As such the distinction in Aram and Maram was a part of a dynamic system. It may be compared to the distinction between martial virtues and philosophical virtues in China.

===Aram as Justice===
The cardinal principle of law in that divine work is righteousness or aram. Persons who administered justice during the Sangam period were governed by the principles of equity embodied in the word, aram. Aram has a great latitude of meaning. Eight meanings are given to it as shown above.

In the chapter called Chengonmai of Tirukkural, Tiruvalluvar conceptualises that:

Government has to examine the crimes, which may be committed to show no favor to anyone, and to inflict such punishment as may be wisely resolved on. Kural 541

==Courts of Law==
The courts had various names including: Aram Vazhangum Manram (The Council which safeguards Justice), Ulaka aravai (Seat of World Justice) and Aramkurum avaiyam (Assembly that speaks Justice). The name was Sanskritised into Dharmasanam (Place of Dharma) after the Sangam period.

==Trials by Jury==
Although the monarch was the supreme arbiter in all civil and criminal cases, the administration of Justice was devolved to Judges. The presiding Judge in each Court wore a peculiar headgear by which they were distinguished from other officers of the Court. Justice was administered free of charge to the suitors; but the punishments were very severe and hence crimes were rare.

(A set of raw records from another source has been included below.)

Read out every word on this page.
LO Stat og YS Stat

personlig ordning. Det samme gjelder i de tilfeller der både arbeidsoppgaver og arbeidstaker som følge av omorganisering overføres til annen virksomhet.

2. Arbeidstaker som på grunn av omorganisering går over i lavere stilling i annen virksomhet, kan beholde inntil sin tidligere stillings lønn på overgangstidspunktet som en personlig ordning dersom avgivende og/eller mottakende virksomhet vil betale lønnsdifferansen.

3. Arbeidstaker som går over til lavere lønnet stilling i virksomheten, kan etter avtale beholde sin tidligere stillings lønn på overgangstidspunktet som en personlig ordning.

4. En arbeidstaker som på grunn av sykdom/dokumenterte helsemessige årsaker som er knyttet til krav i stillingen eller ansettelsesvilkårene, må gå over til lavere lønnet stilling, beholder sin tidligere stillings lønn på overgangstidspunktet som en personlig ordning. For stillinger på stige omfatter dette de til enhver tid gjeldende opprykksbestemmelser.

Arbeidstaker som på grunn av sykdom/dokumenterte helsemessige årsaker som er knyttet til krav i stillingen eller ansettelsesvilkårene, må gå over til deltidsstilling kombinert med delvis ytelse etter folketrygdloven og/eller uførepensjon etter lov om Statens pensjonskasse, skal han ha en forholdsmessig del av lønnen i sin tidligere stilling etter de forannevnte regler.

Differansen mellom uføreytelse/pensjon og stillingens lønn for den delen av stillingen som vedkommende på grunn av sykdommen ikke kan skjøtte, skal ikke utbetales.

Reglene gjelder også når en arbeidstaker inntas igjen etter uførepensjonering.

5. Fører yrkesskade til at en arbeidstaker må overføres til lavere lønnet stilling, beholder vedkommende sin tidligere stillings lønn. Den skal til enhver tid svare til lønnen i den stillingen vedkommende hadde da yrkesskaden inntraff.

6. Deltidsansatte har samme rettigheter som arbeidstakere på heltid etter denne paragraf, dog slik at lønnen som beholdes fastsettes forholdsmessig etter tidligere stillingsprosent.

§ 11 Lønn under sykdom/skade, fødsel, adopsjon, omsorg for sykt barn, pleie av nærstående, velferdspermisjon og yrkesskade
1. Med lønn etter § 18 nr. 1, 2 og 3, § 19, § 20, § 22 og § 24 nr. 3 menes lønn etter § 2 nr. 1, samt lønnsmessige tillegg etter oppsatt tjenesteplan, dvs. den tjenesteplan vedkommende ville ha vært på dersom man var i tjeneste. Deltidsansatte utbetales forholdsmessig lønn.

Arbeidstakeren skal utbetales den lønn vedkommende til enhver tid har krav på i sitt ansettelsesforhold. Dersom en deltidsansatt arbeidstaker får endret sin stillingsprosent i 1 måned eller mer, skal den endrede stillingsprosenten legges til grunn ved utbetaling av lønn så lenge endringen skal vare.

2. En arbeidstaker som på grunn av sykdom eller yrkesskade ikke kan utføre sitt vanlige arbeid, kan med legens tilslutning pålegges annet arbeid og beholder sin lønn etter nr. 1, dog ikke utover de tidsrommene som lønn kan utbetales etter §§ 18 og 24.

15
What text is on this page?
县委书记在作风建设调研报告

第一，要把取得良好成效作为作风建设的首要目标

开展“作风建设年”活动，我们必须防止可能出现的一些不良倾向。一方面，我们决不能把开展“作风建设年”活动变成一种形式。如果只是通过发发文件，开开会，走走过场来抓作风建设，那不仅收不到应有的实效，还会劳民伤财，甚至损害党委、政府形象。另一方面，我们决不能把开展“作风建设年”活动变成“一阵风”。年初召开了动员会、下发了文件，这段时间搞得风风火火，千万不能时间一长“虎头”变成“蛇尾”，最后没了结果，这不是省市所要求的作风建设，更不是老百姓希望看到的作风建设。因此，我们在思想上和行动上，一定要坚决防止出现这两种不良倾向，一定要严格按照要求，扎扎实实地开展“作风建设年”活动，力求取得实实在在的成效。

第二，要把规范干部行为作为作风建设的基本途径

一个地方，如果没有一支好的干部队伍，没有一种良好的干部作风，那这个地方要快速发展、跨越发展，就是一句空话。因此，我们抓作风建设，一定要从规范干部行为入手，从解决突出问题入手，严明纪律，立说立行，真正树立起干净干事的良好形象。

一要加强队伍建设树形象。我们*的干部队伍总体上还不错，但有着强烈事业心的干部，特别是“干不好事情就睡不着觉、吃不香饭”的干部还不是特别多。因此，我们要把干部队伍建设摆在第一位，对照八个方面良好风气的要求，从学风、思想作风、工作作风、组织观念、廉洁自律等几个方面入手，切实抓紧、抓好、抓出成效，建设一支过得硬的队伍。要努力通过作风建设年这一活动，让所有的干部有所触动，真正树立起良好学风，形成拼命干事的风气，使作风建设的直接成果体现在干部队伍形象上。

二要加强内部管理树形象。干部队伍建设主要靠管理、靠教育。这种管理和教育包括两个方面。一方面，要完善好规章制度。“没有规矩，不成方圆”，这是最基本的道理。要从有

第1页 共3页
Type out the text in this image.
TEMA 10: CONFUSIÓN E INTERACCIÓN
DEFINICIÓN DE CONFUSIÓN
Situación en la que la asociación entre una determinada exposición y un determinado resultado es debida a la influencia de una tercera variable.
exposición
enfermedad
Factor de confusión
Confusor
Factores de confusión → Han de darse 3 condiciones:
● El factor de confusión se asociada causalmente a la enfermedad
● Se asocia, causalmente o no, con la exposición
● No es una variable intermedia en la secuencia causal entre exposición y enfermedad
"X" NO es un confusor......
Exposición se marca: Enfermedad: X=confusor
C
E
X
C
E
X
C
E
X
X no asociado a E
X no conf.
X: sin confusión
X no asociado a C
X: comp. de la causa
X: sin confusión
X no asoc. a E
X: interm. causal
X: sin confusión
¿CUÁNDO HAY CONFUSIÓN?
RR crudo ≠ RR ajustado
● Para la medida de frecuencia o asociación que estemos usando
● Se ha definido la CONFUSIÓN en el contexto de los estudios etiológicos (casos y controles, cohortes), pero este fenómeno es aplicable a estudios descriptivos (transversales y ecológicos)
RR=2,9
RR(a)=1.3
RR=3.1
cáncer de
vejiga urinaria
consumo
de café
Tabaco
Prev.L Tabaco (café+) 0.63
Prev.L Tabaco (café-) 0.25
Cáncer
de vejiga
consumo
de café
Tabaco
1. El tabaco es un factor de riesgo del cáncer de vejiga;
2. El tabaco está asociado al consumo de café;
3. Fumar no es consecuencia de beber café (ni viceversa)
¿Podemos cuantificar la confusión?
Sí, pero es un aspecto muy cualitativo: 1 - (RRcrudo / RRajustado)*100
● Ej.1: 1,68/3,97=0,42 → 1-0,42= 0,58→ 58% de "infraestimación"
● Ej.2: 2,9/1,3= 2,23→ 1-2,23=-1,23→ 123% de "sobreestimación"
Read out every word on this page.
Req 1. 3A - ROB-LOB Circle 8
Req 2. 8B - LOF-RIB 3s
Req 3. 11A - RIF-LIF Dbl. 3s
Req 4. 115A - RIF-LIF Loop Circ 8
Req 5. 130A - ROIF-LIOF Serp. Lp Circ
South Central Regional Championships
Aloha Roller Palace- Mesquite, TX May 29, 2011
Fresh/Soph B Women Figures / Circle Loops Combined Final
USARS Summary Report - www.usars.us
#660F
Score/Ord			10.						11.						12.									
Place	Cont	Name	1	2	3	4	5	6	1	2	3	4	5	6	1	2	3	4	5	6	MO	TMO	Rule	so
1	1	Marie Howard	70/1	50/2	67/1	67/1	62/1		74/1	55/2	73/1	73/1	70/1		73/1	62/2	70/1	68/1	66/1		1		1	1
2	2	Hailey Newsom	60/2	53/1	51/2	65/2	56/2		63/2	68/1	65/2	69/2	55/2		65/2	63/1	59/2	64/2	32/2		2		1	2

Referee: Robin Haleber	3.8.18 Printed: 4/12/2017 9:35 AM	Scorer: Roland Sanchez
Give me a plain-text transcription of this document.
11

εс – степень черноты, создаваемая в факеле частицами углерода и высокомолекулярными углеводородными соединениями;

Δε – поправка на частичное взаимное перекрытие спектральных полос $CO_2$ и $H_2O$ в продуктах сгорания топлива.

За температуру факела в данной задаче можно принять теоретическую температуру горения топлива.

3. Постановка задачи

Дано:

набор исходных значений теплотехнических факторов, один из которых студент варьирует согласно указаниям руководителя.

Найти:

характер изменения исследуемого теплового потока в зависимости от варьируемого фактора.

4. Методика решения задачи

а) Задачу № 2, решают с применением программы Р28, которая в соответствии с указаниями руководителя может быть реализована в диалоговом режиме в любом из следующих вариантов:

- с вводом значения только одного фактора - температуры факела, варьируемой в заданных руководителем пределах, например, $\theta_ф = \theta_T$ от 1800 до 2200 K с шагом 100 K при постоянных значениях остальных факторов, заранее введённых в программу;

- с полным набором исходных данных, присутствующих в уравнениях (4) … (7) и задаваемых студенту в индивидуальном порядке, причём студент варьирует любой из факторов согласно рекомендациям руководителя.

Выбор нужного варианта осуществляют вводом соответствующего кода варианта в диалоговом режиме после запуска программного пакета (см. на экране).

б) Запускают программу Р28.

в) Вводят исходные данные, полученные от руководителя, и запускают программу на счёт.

The members of the jury never erred from the path of etiquette. They went into the details of the cases that came before them, studied them well arrived at the truth and gave their verdict. Those who served as juries were disinterested persons without likes or dislikes and without fear or favour. They maintained equanimity. They were known for honesty and integrity.

==Trials by ordeal==
Sometimes peculiar methods were used to resolve cases. A particular method of trial by ordeal was to call upon the plaintiff to thrust his hand into a pot containing a cobra. If the cobra bit him, he was guilty and he was sentenced: if the cobra did not bite him, he was found innocent.

==Witnesses==
When a certain case was presented to the court, one method of enquiry was by the examination of witnesses, there were then, as now, both false and true witnesses. The Sirupancamulam condemns the witness who deposes to an untruth. The false witness is mentioned as one among the six offenders of a State. The other five are pseudo-Sannyasins, housewives loose in morals, disloyal ministers, adulterers and tale-bearers. In different places of the Silappathikaram, deposing as false witness is treated as a great crime. Thus, we see how carefully justice was administered and the dignity of law and order was maintained.

==Legal code==
There are references to the Book implying there was a Tamil legal code, but such a document has not yet been discovered. Although, some historians suggest it was the Tirukkural; this, however, is controversial.

==Specific cases==
An interesting instance is that of a young lover who has gained the love of a woman but not the approval of her parents. The lover contemplates to lake the case to the Aramkuru Avaiam. In case a lover deserted a girl after having enjoyed her, and refused to marry her, the girl could bring the matter to the notice of the avai and it was the duty of avai to ascertain the truth and punish the offender. In the epic Cilapatikaram, Kovalan is infamously killed without trial by the Pandyan Kingdom.